Socrates Scholasticus, around AD 440, recorded these observations in the book, “The Ecclesiastical History of Socrates Scholasticus,’ Bk. II, ch. 13, about violence as the means to settle disputes in the church…
– ‘When [General] Hermogenes persisted in his efforts to drive out Paul [bishop of Constantinople] by means of his military force, the people became exasperated as is usual in such cases; and making a desperate attack upon him, they set his house on fire, and after dragging through the city, they at last put him to death.”
Socrates Scholasticus observes, that, at the church in Rome, petty and irrelevant things took centre stage and prominence, over the important matters of faith…
– “Dissension arose among the people [of Rome]; their disagreement being not about any article of faith or heresy, but simply as to who should be bishop. Hence frequent conflicts arose, insomuch that many lives were sacrificed in this contention.”
Jerome [340-420 AD] a speaker, writer, and leader of the early church, says…
– *“…after the empire became Christian…a general corruption both of faith and morals infected the Christian Church; which by that revolution…lost as much of her virtue as it had gained of wealth and power”

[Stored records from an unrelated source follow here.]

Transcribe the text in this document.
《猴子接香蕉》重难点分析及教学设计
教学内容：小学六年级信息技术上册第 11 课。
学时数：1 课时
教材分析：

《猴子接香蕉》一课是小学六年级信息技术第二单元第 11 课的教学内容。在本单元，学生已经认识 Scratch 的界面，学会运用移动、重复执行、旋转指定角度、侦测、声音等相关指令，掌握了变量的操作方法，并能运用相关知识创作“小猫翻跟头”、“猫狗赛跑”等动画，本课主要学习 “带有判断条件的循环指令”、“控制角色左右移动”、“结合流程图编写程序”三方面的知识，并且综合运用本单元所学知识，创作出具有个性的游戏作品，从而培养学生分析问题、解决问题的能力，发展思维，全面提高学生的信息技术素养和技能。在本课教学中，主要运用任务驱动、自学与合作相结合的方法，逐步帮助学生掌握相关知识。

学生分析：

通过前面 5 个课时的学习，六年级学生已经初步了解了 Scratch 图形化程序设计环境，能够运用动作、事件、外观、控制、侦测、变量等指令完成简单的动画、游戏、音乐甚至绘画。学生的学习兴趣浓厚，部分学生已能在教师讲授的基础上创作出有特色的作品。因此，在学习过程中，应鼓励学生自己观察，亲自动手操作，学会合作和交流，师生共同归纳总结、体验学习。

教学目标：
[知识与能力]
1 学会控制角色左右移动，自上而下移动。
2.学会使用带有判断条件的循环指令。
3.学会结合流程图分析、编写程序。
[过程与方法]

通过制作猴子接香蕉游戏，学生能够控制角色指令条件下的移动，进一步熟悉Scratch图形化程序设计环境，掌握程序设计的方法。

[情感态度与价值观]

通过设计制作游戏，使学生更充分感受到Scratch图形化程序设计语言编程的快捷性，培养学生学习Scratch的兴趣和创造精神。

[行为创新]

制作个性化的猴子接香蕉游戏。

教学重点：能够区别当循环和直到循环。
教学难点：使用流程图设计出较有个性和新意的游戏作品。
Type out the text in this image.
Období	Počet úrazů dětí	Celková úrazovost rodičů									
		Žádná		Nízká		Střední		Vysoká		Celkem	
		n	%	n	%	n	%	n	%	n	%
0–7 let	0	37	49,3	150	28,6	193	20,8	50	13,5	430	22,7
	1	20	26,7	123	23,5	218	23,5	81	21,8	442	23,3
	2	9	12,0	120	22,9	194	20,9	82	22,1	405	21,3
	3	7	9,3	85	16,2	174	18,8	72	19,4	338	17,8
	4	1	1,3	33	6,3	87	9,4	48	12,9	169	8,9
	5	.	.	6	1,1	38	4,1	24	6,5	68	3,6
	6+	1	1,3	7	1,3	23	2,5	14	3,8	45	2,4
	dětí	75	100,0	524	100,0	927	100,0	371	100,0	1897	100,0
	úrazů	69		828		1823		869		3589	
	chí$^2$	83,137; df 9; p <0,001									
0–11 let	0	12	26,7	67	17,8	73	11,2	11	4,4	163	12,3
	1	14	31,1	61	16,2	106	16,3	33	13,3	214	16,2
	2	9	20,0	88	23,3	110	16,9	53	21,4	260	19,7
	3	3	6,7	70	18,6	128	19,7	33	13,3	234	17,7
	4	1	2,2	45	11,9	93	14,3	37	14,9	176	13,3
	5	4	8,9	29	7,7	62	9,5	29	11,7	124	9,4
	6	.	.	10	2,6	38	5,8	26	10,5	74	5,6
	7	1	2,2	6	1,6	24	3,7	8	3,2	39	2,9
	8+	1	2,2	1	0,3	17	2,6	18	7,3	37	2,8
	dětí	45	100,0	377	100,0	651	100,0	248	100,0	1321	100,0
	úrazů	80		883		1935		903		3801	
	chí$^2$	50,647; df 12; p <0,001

Philip Schaff [1875] a highly respected Protestant historian, writes thus in his 8-volume “History of the Christian Church”…
– Socrates and Sozomen [5th century historians] … date the decline of discipline and of the former purity of morals from…A.D. 390….[The]…vast Roman state could not so easily and quickly lay aside its heathen traditions and customs; it perpetuated them under Christian names. The great mass of the people received, at best, only John’s baptism of repentance, not Christ’s baptism of the Holy Ghost and of fire.”
Tom Lee observes – what the LORD Jesus gave as the manifesto of the Church, the “Sermon on the Mount’ to the Chosen and Royal Priesthood, was turned into a mere “Statement” of faith in the Nicean Creed…
– “Delivered from physical danger at the hands of the State, the Church was soon torn by theological dissension within; the almost inevitable outcome of its changed character. Having assimilated Hellenic philosophy and ethics and social forms, the Church also assumed a new frame of mind that shifted the emphasis from conduct to belief. The total contrast can be seen by comparing the Sermon on the Mount, which came at the beginning, and the Nicene Creed, which finalized the initial stage of the theological process of elaboration. The former is a sermon on ethics; the latter is a dogmatic, metaphysical credo, unrelated to conduct, in which contentious ideas and surmises with no provenance in Jesus’ teaching became improbable dogmas.”
We are still in the same effect, where the emphasis is on our belief, and not on our conduct, in direct contravention of James 2:26’s faith and works equation. We have utterly lost the moral and ethical compass, that our LORD gave us, right from the very beginning, culminating in the Sermon on the Mount, and the same being expounded in the rest of the New Testament. We can talk about anti-Semitism, slavery, racism, colonialism and ultimately the holocaust in the Christian Europe. All these evil enterprises had the unquestioning backing of the Church, and strong ‘theological’ framework to undergird the practice and propagation of the same.
May we get back to the authentic Christianity…the one to which our LORD had called the apostles, and the one to which the early church was wedded to, so intimately. Even so the LORD help us.
"...the most important question we can ask in the church today concerns the object of faith itself. The earliest metaphors of the gospel speak of discipleship as transformation through an alternative community and the reversal of conventional wisdom. In much of the church today, our metaphors speak of individual salvation and the specific promises that accompany it. The first followers of Jesus trusted him enough to become instruments of radical change. Today, worshipers of Christ agree to believe things about him in order to receive benefits promised by the institution, not by Jesus."